Seçimden önceki son yazım...
Önemli bir konunun altını çizmezsem, haksızlık edeceğimi düşündüm: Seçim güvenliği!
Şimdiye kadar “seçim güvenliği” denildiğinde sadece oy ve sandık güvenliği akla gelmekteydi. Veya seçimin yapıldığı sadece bir günlük emniyet tedbirinden bahsedilirdi. Daha eskiden seçilmek üzere aday olan şahıslara yönelik suikast, kaçırma ve tehdit gibi suçlardan korunması amaçlanır idi. “Sopalı seçimler” yaşandı tarihimizde...
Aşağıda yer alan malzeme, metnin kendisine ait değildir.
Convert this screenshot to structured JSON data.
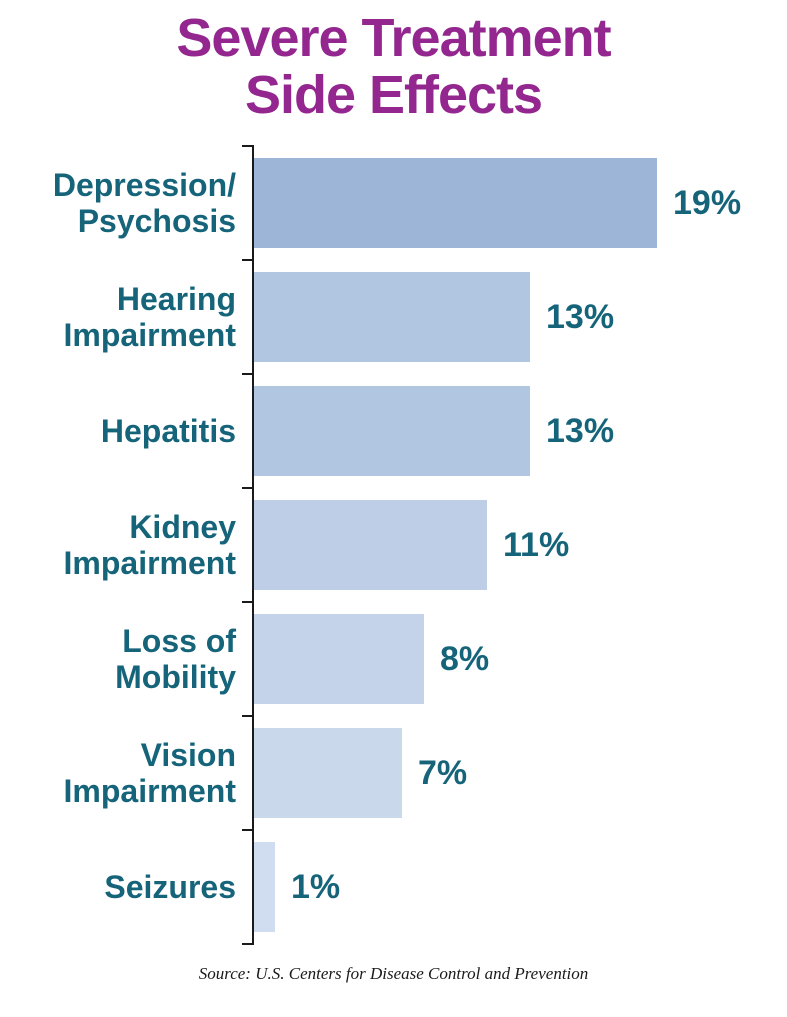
{
  "title": "Severe Treatment\nSide Effects",
  "source": "Source: U.S. Centers for Disease Control and Prevention",
  "colors": {
    "title": "#93278f",
    "category_label": "#15647a",
    "value_label": "#15647a",
    "axis": "#1a1a1a"
  },
  "chart_data": {
    "type": "bar",
    "orientation": "horizontal",
    "title": "Severe Treatment Side Effects",
    "categories": [
      "Depression/\nPsychosis",
      "Hearing\nImpairment",
      "Hepatitis",
      "Kidney\nImpairment",
      "Loss of\nMobility",
      "Vision\nImpairment",
      "Seizures"
    ],
    "values": [
      19,
      13,
      13,
      11,
      8,
      7,
      1
    ],
    "value_labels": [
      "19%",
      "13%",
      "13%",
      "11%",
      "8%",
      "7%",
      "1%"
    ],
    "bar_colors": [
      "#9db6d8",
      "#b1c6e1",
      "#b1c6e1",
      "#bdcee6",
      "#c4d3e9",
      "#cad8ec",
      "#d0dcef"
    ],
    "xlabel": "",
    "ylabel": "",
    "xlim": [
      0,
      20
    ],
    "grid": false,
    "legend": false,
    "source": "Source: U.S. Centers for Disease Control and Prevention"
  }
}
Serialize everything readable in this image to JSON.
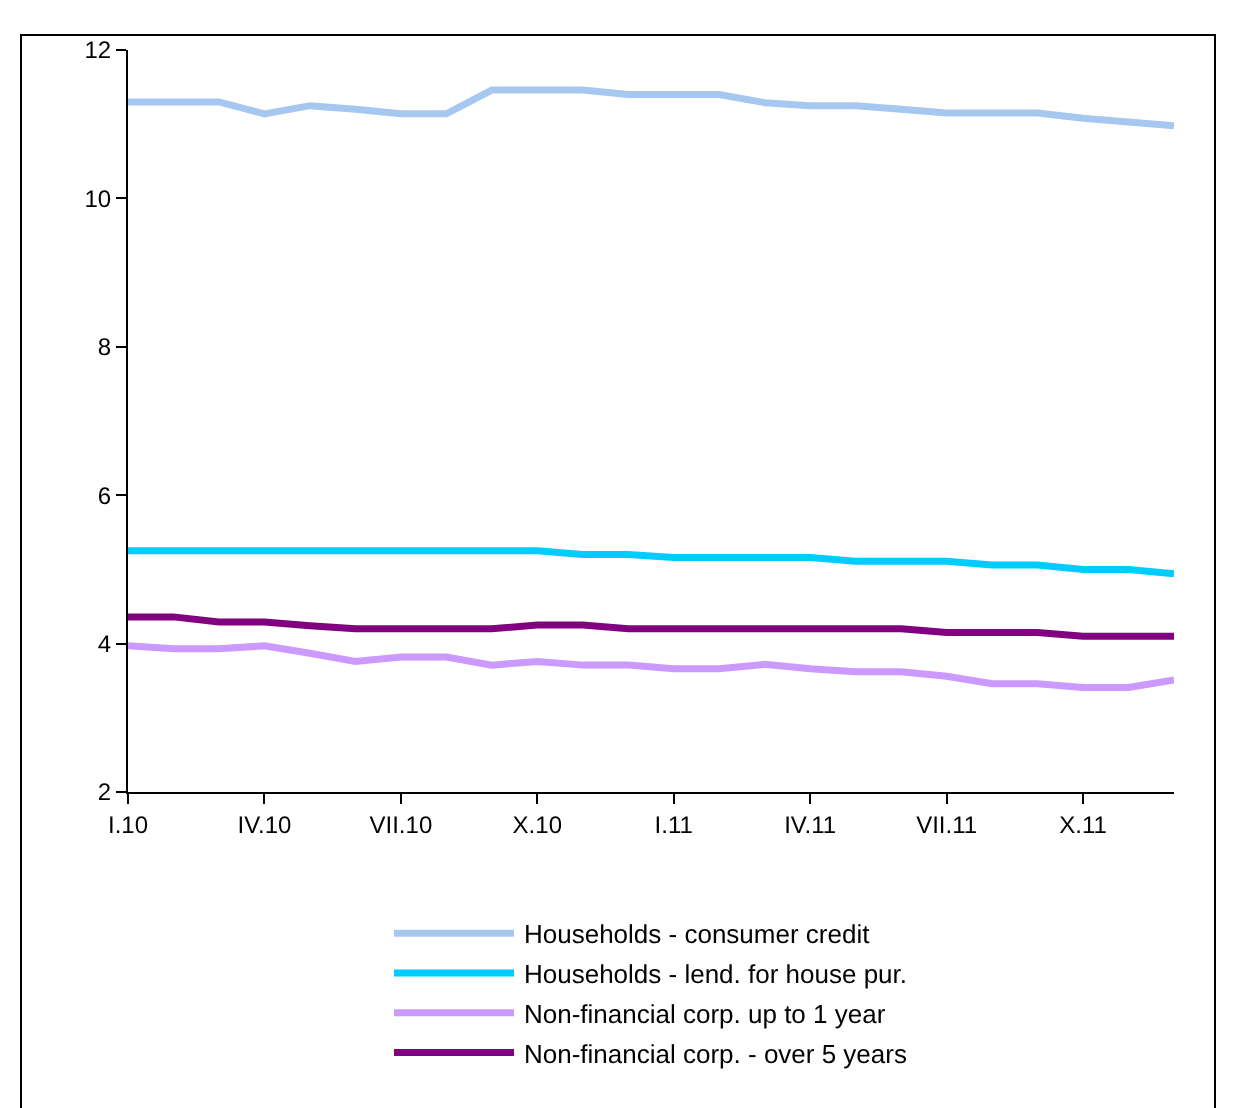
{
  "chart_data": {
    "type": "line",
    "categories": [
      "I.10",
      null,
      null,
      "IV.10",
      null,
      null,
      "VII.10",
      null,
      null,
      "X.10",
      null,
      null,
      "I.11",
      null,
      null,
      "IV.11",
      null,
      null,
      "VII.11",
      null,
      null,
      "X.11",
      null,
      null
    ],
    "series": [
      {
        "name": "Households - consumer credit",
        "color": "#a6c8f0",
        "values": [
          11.3,
          11.3,
          11.3,
          11.14,
          11.25,
          11.2,
          11.14,
          11.14,
          11.46,
          11.46,
          11.46,
          11.4,
          11.4,
          11.4,
          11.29,
          11.25,
          11.25,
          11.2,
          11.15,
          11.15,
          11.15,
          11.08,
          11.03,
          10.98
        ]
      },
      {
        "name": "Households - lend. for house pur.",
        "color": "#00ccff",
        "values": [
          5.25,
          5.25,
          5.25,
          5.25,
          5.25,
          5.25,
          5.25,
          5.25,
          5.25,
          5.25,
          5.2,
          5.2,
          5.16,
          5.16,
          5.16,
          5.16,
          5.11,
          5.11,
          5.11,
          5.06,
          5.06,
          5.0,
          5.0,
          4.94
        ]
      },
      {
        "name": "Non-financial corp. up to 1 year",
        "color": "#cc99ff",
        "values": [
          3.97,
          3.93,
          3.93,
          3.97,
          3.87,
          3.76,
          3.82,
          3.82,
          3.71,
          3.76,
          3.71,
          3.71,
          3.66,
          3.66,
          3.72,
          3.66,
          3.62,
          3.62,
          3.56,
          3.46,
          3.46,
          3.41,
          3.41,
          3.51
        ]
      },
      {
        "name": "Non-financial corp. - over 5 years",
        "color": "#800080",
        "values": [
          4.36,
          4.36,
          4.29,
          4.29,
          4.24,
          4.2,
          4.2,
          4.2,
          4.2,
          4.25,
          4.25,
          4.2,
          4.2,
          4.2,
          4.2,
          4.2,
          4.2,
          4.2,
          4.15,
          4.15,
          4.15,
          4.1,
          4.1,
          4.1
        ]
      }
    ],
    "ylim": [
      2,
      12
    ],
    "yticks": [
      2,
      4,
      6,
      8,
      10,
      12
    ],
    "grid": false,
    "legend": "bottom",
    "marker": "none",
    "line_style": "solid"
  }
}
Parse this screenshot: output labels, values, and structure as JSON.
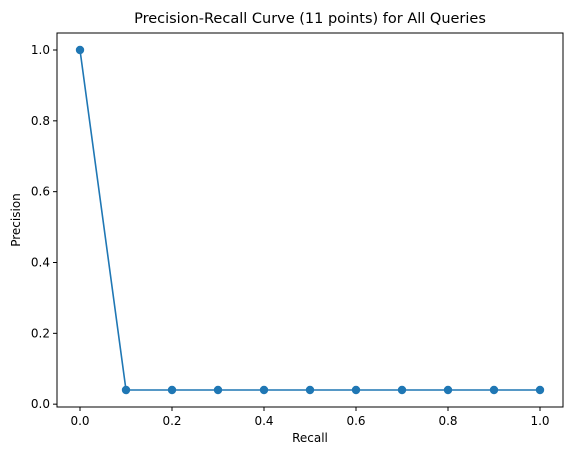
{
  "chart_data": {
    "type": "line",
    "title": "Precision-Recall Curve (11 points) for All Queries",
    "xlabel": "Recall",
    "ylabel": "Precision",
    "xlim": [
      -0.05,
      1.05
    ],
    "ylim": [
      -0.008,
      1.048
    ],
    "xticks": [
      0.0,
      0.2,
      0.4,
      0.6,
      0.8,
      1.0
    ],
    "xtick_labels": [
      "0.0",
      "0.2",
      "0.4",
      "0.6",
      "0.8",
      "1.0"
    ],
    "yticks": [
      0.0,
      0.2,
      0.4,
      0.6,
      0.8,
      1.0
    ],
    "ytick_labels": [
      "0.0",
      "0.2",
      "0.4",
      "0.6",
      "0.8",
      "1.0"
    ],
    "grid": false,
    "legend": "none",
    "series": [
      {
        "x": [
          0.0,
          0.1,
          0.2,
          0.3,
          0.4,
          0.5,
          0.6,
          0.7,
          0.8,
          0.9,
          1.0
        ],
        "y": [
          1.0,
          0.04,
          0.04,
          0.04,
          0.04,
          0.04,
          0.04,
          0.04,
          0.04,
          0.04,
          0.04
        ],
        "color": "#1f77b4",
        "marker": "circle"
      }
    ]
  }
}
Ama bu güvenlik anlayışını genişletmek istiyorum. Yok yok mevzuatlara boğmayacağım sizi...
Demokrasi olgunluğumuzun ulaştığı mertebeden bahsetmek istiyorum. Şöyle:
Çoğu yerde “burun farkıyla” geçilecek seçim yarışı olmasına rağmen şiddet olayı hemen hemen hiç meydana gelmedi.
Taş yok, sopa yok, silah yok...
Kan yok, ölüm yok...
Gözaltı yok, hapse atma yok...
Kötü söz bile pek yok.
Evet Türkiye’de seçmen, olgunluk düzeyine ulaştı.
Bu aslında siyasi-kültürel toplumsal değerin ulaştığı mertebenin göstergesi. Bununla gurur duymalıyız...
★★★
Fransa’da 1789, İngiltere’de 1832 yılında başlayan süreçteki yasal düzenlemeler ile geniş seçmen topluluğuna oy hakkı verilmeye başlandı. Ya bizde?
Osmanlı, Avrupa’dan geri kalmadı; 1860’da kabul edilen vilayet yasası ile vergi dairesinde kayıtlı 25 yaş üstü erkeklere oy hakkı verdi. Dar kapsamlıdır kuşkusuz...
Tarihimizde kadınlar dahil olmak üzere geniş kitlelerin sandığı gitmesi 1930 belediye seçimiyle mümkün oldu. Ancak Ziylan ayaklanması, Menemen kalkışması vd. olaylar demokrasinin henüz olgunlaşmadığını gösterdi. Ve çok partili siyasi yaşama nokta kondu...
Nihayetinde tek parti ve askeri darbeler sürecini göz önünde bulundurursak, ülkemizdeki siyasi kültür tecrübesinin az olduğunu söyleyebiliriz...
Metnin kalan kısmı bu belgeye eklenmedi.